La face répressive du pouvoir
Dans l’ombre de ce père tout-puissant, il ronge son frein et manœuvre. Il écarte d’abord Idriss Ngari, son puissant prédécesseur à la Défense. Puis il choisit des chefs des armées acquis à sa cause pour se préserver dans le futur, place des pions sûrs un peu partout au sein du parti. «Ali n’est pas pour autant un homme de réseau. Il n’en a aucun», assure un membre du PDG. Pour ses adversaires, cette relative solitude est le fruit de la brutalité qu’on lui prête. Aux côtés André Mba Obame, «le frère», compère de toujours, il va même finir par incarner la face répressive du pouvoir.
À la mort d’Omar Bongo, en juin dernier, sa désignation comme candidat du PDG n’est donc plus qu’une formalité. Maître du parti, il devient de fait le nouveau dirigeant du pays. «La présidente par intérim ne fait presque que de la figuration», affirme un ministre. Dès lors, la famille tait ses querelles. Pascaline, sa demi-sœur, grande argentière du régime avec laquelle il entretient des rapports difficiles, se rallie. Bien des caciques suivent. Tous font bloc autour du nom de Bongo. André, lui, se cabre : le choc des ambitions va entraîner la brouille avec Mba Obame, devenu son premier adversaire lors de l’élection présidentielle.
Seulement, le nom de Bongo est aussi un handicap sérieux. Après quarante et un ans de règne d’Omar, il peut susciter un rejet épidermique des Gabonais. Beaucoup soupçonnent Ali de ne chercher qu’à préserver les énormes intérêts d’une classe politique prête à tout pour assurer la pérennité du système qui a fait sa richesse, quitte à maintenir le Gabon dans le sous-développement. Une accusation «ridicule et stupide», dit Ali Bongo.
Une réponse un peu courte pour un homme que la vox populi dit immensément riche. Sa vie à Libreville n’est certes pas ostentatoire. Il sort peu et sa femme, Sylvia Valentin, une Française épousée en 2000, est discrète. Mais une enquête en France a révélé qu’Ali possède à Paris un appartement avenue Foch et deux voitures de sports. Dès lors, la rumeur se fait certitude pour la rue. Tout comme celle qui veut qu’Ali soit en fait un orphelin du Biafra adopté par Omar Bongo.

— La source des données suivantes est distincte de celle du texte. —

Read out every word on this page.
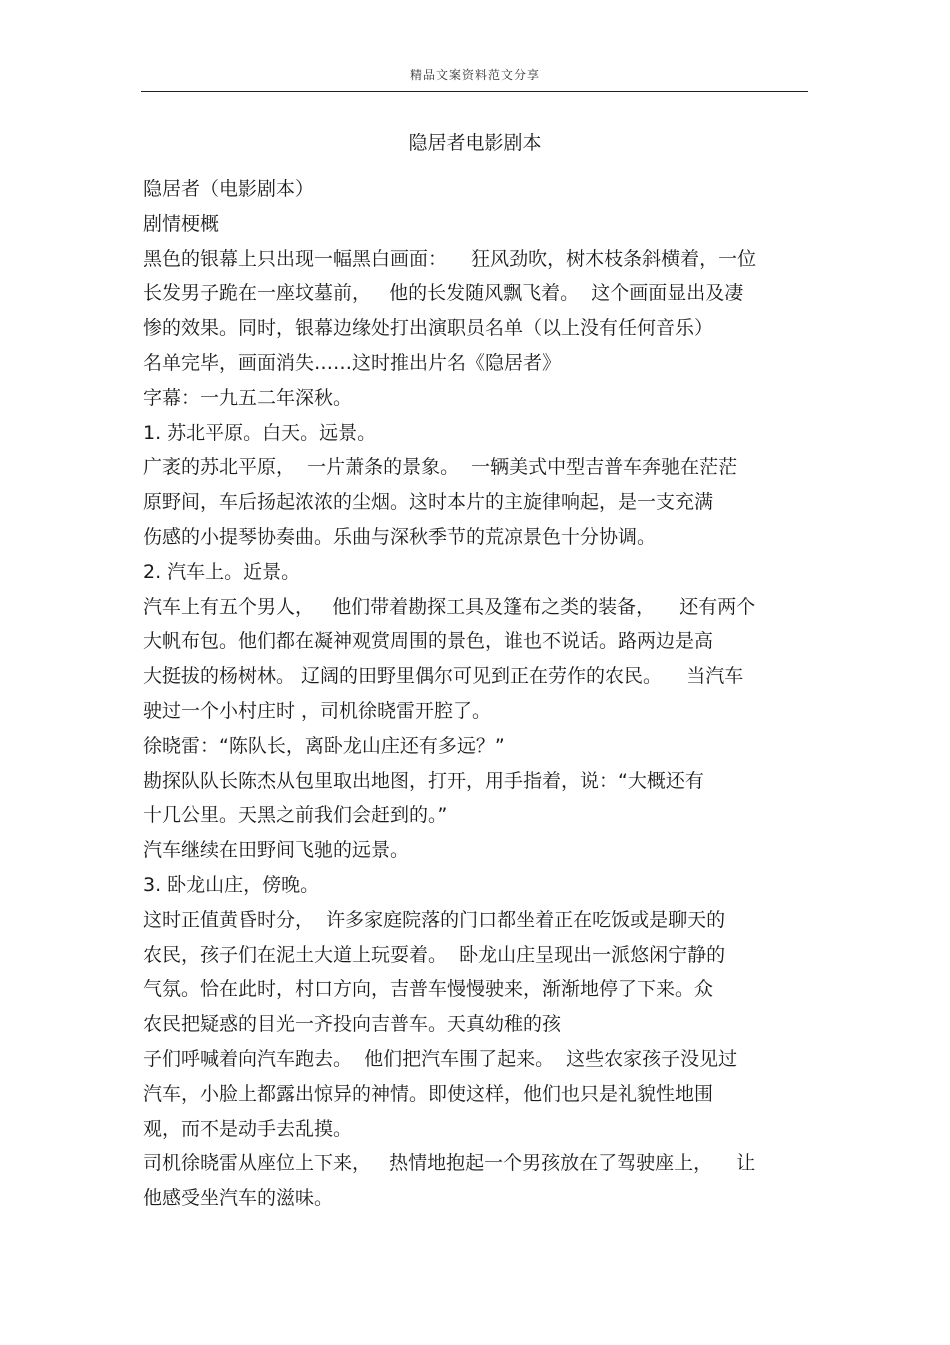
精品文案资料范文分享
隐居者电影剧本
隐居者（电影剧本）
剧情梗概
黑色的银幕上只出现一幅黑白画面：    狂风劲吹，树木枝条斜横着，一位
长发男子跪在一座坟墓前，   他的长发随风飘飞着。  这个画面显出及凄
惨的效果。同时，银幕边缘处打出演职员名单（以上没有任何音乐）
名单完毕，画面消失……这时推出片名《隐居者》
字幕：一九五二年深秋。
1. 苏北平原。白天。远景。
广袤的苏北平原，  一片萧条的景象。  一辆美式中型吉普车奔驰在茫茫
原野间，车后扬起浓浓的尘烟。这时本片的主旋律响起，是一支充满
伤感的小提琴协奏曲。乐曲与深秋季节的荒凉景色十分协调。
2. 汽车上。近景。
汽车上有五个男人，   他们带着勘探工具及篷布之类的装备，    还有两个
大帆布包。他们都在凝神观赏周围的景色，谁也不说话。路两边是高
大挺拔的杨树林。 辽阔的田野里偶尔可见到正在劳作的农民。    当汽车
驶过一个小村庄时 ，司机徐晓雷开腔了。
徐晓雷：“陈队长，离卧龙山庄还有多远？”
勘探队队长陈杰从包里取出地图，打开，用手指着，说：“大概还有
十几公里。天黑之前我们会赶到的。”
汽车继续在田野间飞驰的远景。
3. 卧龙山庄，傍晚。
这时正值黄昏时分，  许多家庭院落的门口都坐着正在吃饭或是聊天的
农民，孩子们在泥土大道上玩耍着。  卧龙山庄呈现出一派悠闲宁静的
气氛。恰在此时，村口方向，吉普车慢慢驶来，渐渐地停了下来。众
农民把疑惑的目光一齐投向吉普车。天真幼稚的孩
子们呼喊着向汽车跑去。  他们把汽车围了起来。  这些农家孩子没见过
汽车，小脸上都露出惊异的神情。即使这样，他们也只是礼貌性地围
观，而不是动手去乱摸。
司机徐晓雷从座位上下来，   热情地抱起一个男孩放在了驾驶座上，    让
他感受坐汽车的滋味。
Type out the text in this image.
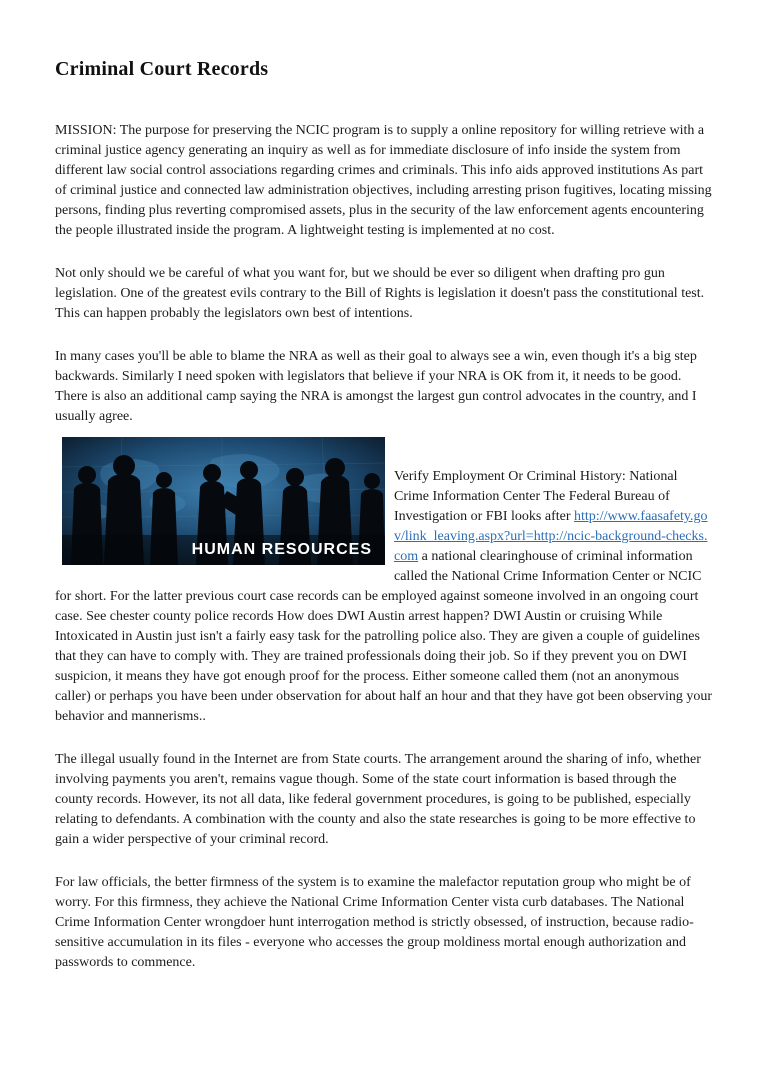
Criminal Court Records

MISSION: The purpose for preserving the NCIC program is to supply a online repository for willing retrieve with a criminal justice agency generating an inquiry as well as for immediate disclosure of info inside the system from different law social control associations regarding crimes and criminals. This info aids approved institutions As part of criminal justice and connected law administration objectives, including arresting prison fugitives, locating missing persons, finding plus reverting compromised assets, plus in the security of the law enforcement agents encountering the people illustrated inside the program. A lightweight testing is implemented at no cost.

Not only should we be careful of what you want for, but we should be ever so diligent when drafting pro gun legislation. One of the greatest evils contrary to the Bill of Rights is legislation it doesn't pass the constitutional test. This can happen probably the legislators own best of intentions.

In many cases you'll be able to blame the NRA as well as their goal to always see a win, even though it's a big step backwards. Similarly I need spoken with legislators that believe if your NRA is OK from it, it needs to be good. There is also an additional camp saying the NRA is amongst the largest gun control advocates in the country, and I usually agree.

HUMAN RESOURCES
Verify Employment Or Criminal History: National Crime Information Center The Federal Bureau of Investigation or FBI looks after http://www.faasafety.gov/link_leaving.aspx?url=http://ncic-background-checks.com a national clearinghouse of criminal information called the National Crime Information Center or NCIC for short. For the latter previous court case records can be employed against someone involved in an ongoing court case. See chester county police records How does DWI Austin arrest happen? DWI Austin or cruising While Intoxicated in Austin just isn't a fairly easy task for the patrolling police also. They are given a couple of guidelines that they can have to comply with. They are trained professionals doing their job. So if they prevent you on DWI suspicion, it means they have got enough proof for the process. Either someone called them (not an anonymous caller) or perhaps you have been under observation for about half an hour and that they have got been observing your behavior and mannerisms..

The illegal usually found in the Internet are from State courts. The arrangement around the sharing of info, whether involving payments you aren't, remains vague though. Some of the state court information is based through the county records. However, its not all data, like federal government procedures, is going to be published, especially relating to defendants. A combination with the county and also the state researches is going to be more effective to gain a wider perspective of your criminal record.

For law officials, the better firmness of the system is to examine the malefactor reputation group who might be of worry. For this firmness, they achieve the National Crime Information Center vista curb databases. The National Crime Information Center wrongdoer hunt interrogation method is strictly obsessed, of instruction, because radio-sensitive accumulation in its files - everyone who accesses the group moldiness mortal enough authorization and passwords to commence.
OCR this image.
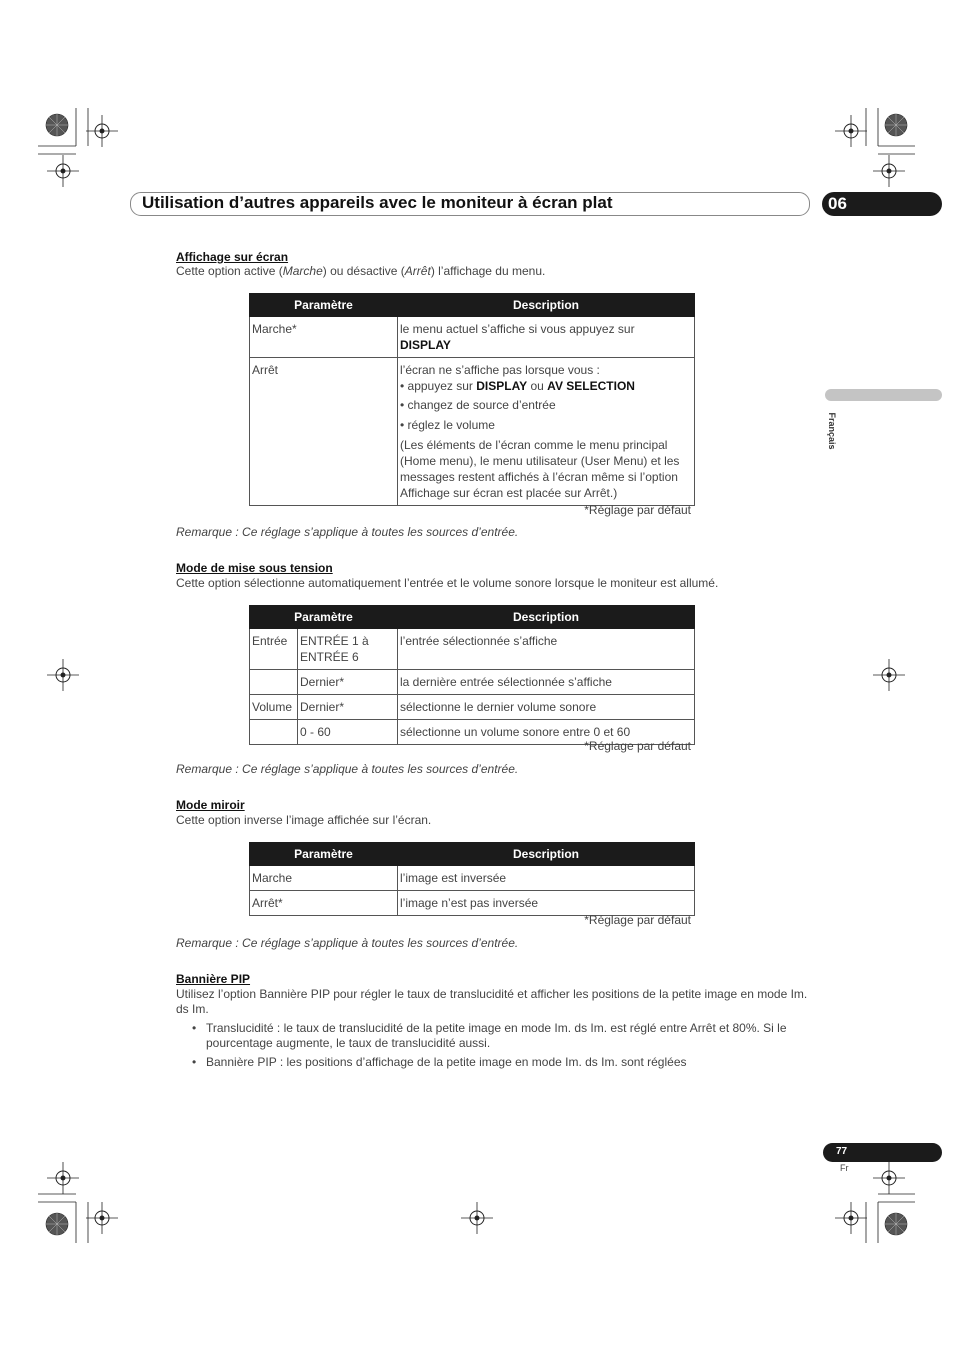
Utilisation d’autres appareils avec le moniteur à écran plat	06
Français
Affichage sur écran
Cette option active (Marche) ou désactive (Arrêt) l’affichage du menu.
Paramètre	Description
Marche*	le menu actuel s’affiche si vous appuyez sur
DISPLAY
Arrêt	l’écran ne s’affiche pas lorsque vous :
• appuyez sur DISPLAY ou AV SELECTION
• changez de source d’entrée
• réglez le volume
(Les éléments de l’écran comme le menu principal (Home menu), le menu utilisateur (User Menu) et les messages restent affichés à l’écran même si l’option Affichage sur écran est placée sur Arrêt.)
*Réglage par défaut
Remarque : Ce réglage s’applique à toutes les sources d’entrée.
Mode de mise sous tension
Cette option sélectionne automatiquement l’entrée et le volume sonore lorsque le moniteur est allumé.
Paramètre		Description
Entrée	ENTRÉE 1 à ENTRÉE 6	l’entrée sélectionnée s’affiche
	Dernier*	la dernière entrée sélectionnée s’affiche
Volume	Dernier*	sélectionne le dernier volume sonore
	0 - 60	sélectionne un volume sonore entre 0 et 60
*Réglage par défaut
Remarque : Ce réglage s’applique à toutes les sources d’entrée.
Mode miroir
Cette option inverse l’image affichée sur l’écran.
Paramètre	Description
Marche	l’image est inversée
Arrêt*	l’image n’est pas inversée
*Réglage par défaut
Remarque : Ce réglage s’applique à toutes les sources d’entrée.
Bannière PIP
Utilisez l’option Bannière PIP pour régler le taux de translucidité et afficher les positions de la petite image en mode Im. ds Im.
• Translucidité : le taux de translucidité de la petite image en mode Im. ds Im. est réglé entre Arrêt et 80%. Si le pourcentage augmente, le taux de translucidité aussi.
• Bannière PIP : les positions d’affichage de la petite image en mode Im. ds Im. sont réglées
77
Fr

Pour diriger, il peut compter sur l’aide des pays du Golfe, notamment le Koweït, sensibles à sa présence à la tête du Conseil national islamique. On lui prête aussi de puissants appuis en France. Sa réception à l’Élysée par Nicolas Sarkozy et Claude Guéant en 2008 a fait l’effet d’un adoubement. En campagne, Ali Bongo a soigneusement gommé toutes les références à ces soutiens étrangers et même à ceux gagnés dans l’appareil. Le candidat n’a revendiqué que les leçons apprises auprès de son père. Et du bout des lèvres. Après cinq décennies d’attente, «M. Fils» rêve maintenant de marcher seul.